И Нюренбергъ ввелъ супруговъ въ лѣвую боковую галлерею храма.

Масса мягкаго пріятнаго свѣта поразила глазъ. На первыхъ порахъ нельзя было догадаться, откуда исходитъ этотъ свѣтъ, до того искусно скрыты окна. Николай Ивановичъ зашмыгалъ туфлями и остановился, разсматривая стѣны и колонны.

— Стѣны всѣ изъ мозаики, но замазаны краской, потому что это были образа отъ ортодоксъ. Тутъ самаго драгоцѣннаго образа изъ мозаики, но вы не видите ихъ.
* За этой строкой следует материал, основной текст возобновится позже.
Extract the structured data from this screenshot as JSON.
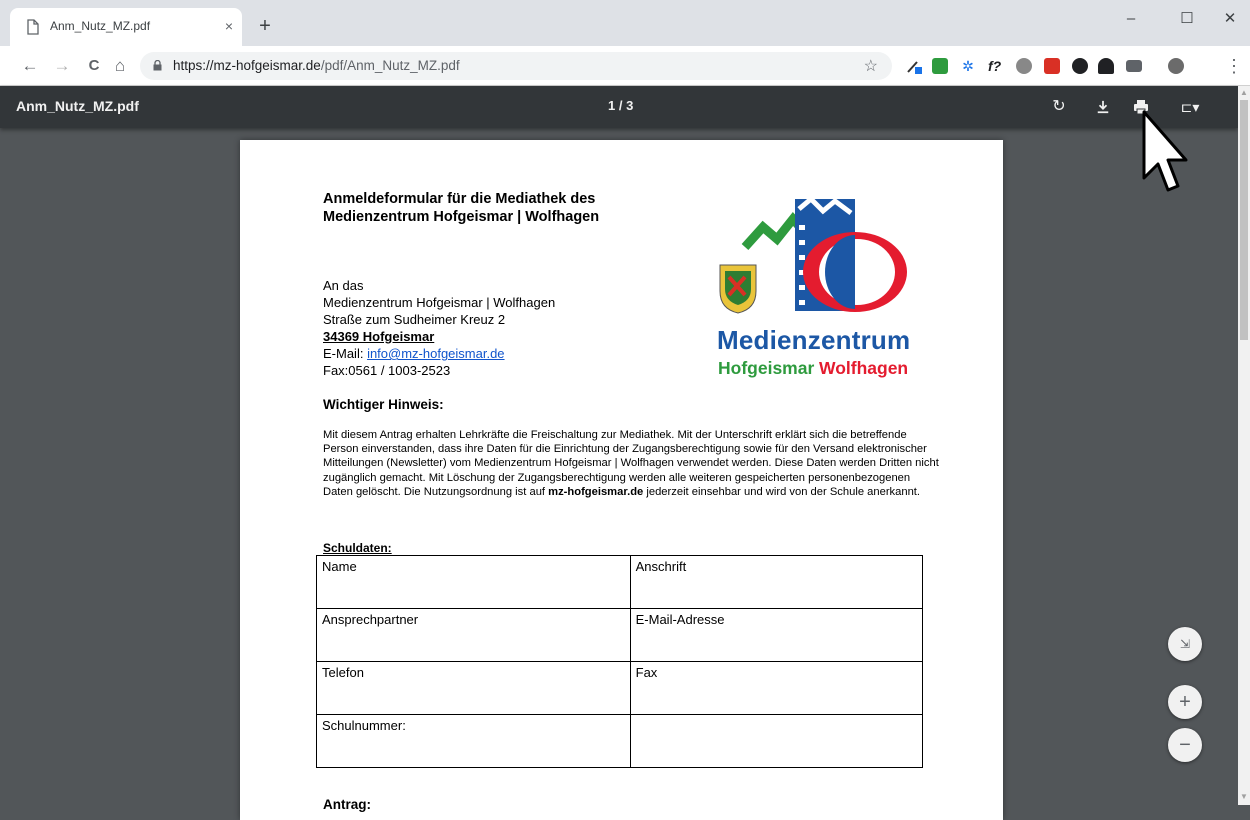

Они подъ краской… — разсказывалъ Нюренбергъ. — Но сейчасъ я вамъ покажу облупившагося краска, и вы увидите лицо. Вотъ… — указалъ онъ на стѣну.
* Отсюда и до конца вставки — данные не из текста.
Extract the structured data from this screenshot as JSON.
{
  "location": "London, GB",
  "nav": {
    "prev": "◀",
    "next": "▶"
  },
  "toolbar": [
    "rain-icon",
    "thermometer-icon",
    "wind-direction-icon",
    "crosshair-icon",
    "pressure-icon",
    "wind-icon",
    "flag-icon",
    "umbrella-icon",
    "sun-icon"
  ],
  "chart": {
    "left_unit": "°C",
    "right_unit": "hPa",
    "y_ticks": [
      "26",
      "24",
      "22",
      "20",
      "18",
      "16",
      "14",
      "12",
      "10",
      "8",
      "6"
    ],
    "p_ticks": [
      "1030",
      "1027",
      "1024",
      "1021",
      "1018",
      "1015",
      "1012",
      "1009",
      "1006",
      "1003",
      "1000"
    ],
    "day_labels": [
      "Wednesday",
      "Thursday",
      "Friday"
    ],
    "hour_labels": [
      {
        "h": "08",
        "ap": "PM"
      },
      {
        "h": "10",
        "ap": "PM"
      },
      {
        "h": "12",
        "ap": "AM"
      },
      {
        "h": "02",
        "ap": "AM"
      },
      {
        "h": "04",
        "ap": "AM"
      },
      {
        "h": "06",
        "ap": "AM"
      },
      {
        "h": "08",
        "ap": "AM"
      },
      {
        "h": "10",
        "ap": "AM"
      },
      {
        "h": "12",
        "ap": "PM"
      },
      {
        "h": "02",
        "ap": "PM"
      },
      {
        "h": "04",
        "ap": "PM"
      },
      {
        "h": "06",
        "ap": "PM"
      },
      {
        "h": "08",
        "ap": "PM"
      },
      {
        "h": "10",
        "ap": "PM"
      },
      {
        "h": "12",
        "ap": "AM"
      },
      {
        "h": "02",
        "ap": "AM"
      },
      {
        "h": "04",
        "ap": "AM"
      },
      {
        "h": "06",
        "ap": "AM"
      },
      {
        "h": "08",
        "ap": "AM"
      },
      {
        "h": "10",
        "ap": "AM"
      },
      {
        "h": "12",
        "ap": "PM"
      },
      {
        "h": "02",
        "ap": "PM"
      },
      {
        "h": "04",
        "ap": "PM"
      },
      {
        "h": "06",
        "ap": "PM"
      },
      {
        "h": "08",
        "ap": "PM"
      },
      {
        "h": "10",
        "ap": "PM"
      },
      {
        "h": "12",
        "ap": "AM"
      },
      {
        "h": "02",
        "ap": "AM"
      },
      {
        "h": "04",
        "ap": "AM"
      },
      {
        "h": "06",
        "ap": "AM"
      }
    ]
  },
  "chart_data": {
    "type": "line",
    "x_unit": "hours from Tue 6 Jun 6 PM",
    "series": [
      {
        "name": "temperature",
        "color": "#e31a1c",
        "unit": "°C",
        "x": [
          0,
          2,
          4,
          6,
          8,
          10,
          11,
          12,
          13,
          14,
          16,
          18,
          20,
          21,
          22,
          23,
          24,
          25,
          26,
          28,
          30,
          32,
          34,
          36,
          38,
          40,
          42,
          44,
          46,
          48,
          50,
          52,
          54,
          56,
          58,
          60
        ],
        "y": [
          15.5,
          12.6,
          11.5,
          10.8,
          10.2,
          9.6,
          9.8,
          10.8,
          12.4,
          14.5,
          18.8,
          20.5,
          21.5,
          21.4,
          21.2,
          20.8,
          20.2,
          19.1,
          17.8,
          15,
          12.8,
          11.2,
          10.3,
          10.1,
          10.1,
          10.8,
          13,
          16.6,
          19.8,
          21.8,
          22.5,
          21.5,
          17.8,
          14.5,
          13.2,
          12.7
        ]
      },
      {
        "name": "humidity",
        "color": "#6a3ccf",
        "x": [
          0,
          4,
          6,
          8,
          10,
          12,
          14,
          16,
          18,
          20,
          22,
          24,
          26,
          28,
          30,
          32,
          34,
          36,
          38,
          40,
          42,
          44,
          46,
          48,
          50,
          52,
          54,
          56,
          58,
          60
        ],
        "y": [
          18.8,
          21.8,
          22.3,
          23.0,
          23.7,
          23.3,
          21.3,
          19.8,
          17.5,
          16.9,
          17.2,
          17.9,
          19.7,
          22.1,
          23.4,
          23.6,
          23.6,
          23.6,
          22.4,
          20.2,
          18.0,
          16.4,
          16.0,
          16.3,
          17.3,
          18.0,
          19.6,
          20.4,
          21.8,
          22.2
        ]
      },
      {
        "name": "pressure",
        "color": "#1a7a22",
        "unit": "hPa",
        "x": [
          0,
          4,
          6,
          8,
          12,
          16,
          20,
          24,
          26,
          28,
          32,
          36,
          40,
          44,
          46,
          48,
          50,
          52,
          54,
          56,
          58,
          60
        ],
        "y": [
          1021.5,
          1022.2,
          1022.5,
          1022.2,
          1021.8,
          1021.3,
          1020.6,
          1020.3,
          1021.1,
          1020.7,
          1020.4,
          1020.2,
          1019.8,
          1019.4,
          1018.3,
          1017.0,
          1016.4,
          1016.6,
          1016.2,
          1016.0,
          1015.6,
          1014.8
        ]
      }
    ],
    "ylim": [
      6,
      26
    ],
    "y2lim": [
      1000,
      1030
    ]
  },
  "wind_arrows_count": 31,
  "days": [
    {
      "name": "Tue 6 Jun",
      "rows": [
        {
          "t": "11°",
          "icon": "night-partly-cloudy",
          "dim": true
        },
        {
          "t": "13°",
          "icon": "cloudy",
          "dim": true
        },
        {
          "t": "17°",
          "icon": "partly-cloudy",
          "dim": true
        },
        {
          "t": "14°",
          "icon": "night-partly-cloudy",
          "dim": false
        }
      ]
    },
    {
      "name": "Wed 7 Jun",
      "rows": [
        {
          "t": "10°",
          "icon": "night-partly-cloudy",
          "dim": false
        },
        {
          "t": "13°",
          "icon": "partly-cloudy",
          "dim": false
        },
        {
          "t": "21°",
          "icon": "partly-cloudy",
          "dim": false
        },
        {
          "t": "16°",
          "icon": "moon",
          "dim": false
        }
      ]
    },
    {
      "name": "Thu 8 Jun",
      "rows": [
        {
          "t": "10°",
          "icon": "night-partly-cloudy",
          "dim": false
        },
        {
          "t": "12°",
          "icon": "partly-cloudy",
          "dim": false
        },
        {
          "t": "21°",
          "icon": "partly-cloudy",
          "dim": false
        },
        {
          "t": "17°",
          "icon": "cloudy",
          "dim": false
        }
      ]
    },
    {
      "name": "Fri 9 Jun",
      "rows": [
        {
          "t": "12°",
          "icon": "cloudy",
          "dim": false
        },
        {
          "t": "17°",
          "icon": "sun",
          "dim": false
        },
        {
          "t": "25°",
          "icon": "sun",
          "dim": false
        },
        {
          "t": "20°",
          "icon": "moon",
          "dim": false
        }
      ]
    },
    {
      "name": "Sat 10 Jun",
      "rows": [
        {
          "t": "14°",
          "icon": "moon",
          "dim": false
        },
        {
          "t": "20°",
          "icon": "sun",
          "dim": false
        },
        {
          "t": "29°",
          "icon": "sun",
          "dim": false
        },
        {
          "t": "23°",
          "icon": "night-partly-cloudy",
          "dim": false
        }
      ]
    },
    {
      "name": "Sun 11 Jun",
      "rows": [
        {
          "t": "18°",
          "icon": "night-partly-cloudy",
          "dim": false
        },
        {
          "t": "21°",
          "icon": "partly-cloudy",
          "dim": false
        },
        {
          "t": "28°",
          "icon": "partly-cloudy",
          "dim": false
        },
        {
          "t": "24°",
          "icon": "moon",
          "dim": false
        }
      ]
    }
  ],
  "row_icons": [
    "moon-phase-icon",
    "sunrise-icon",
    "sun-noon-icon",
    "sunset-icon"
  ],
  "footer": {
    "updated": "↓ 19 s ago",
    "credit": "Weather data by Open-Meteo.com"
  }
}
Дѣйствительно, изъ-за стершейся бѣлой краски сквозилъ ликъ иконы.

— Ахъ, невѣрные! Ахъ, варвары! — ахала Глафира Семеновна.

— Самаго драгоцѣннаго, самаго древняго, византійскаго мозаикъ! торжественно произнесъ Нюренбергъ и спросилъ:- Желаете, эфендимъ, чтобъ я разсказывалъ вамъ все по порядку, какъ мы разсказываемъ англійскаго путешественникамъ, кто и въ которомъ году построилъ Ая-Софія, кто началъ кто докончилъ, когда знаменитаго храмъ былъ передѣланъ въ мечеть? Желаете?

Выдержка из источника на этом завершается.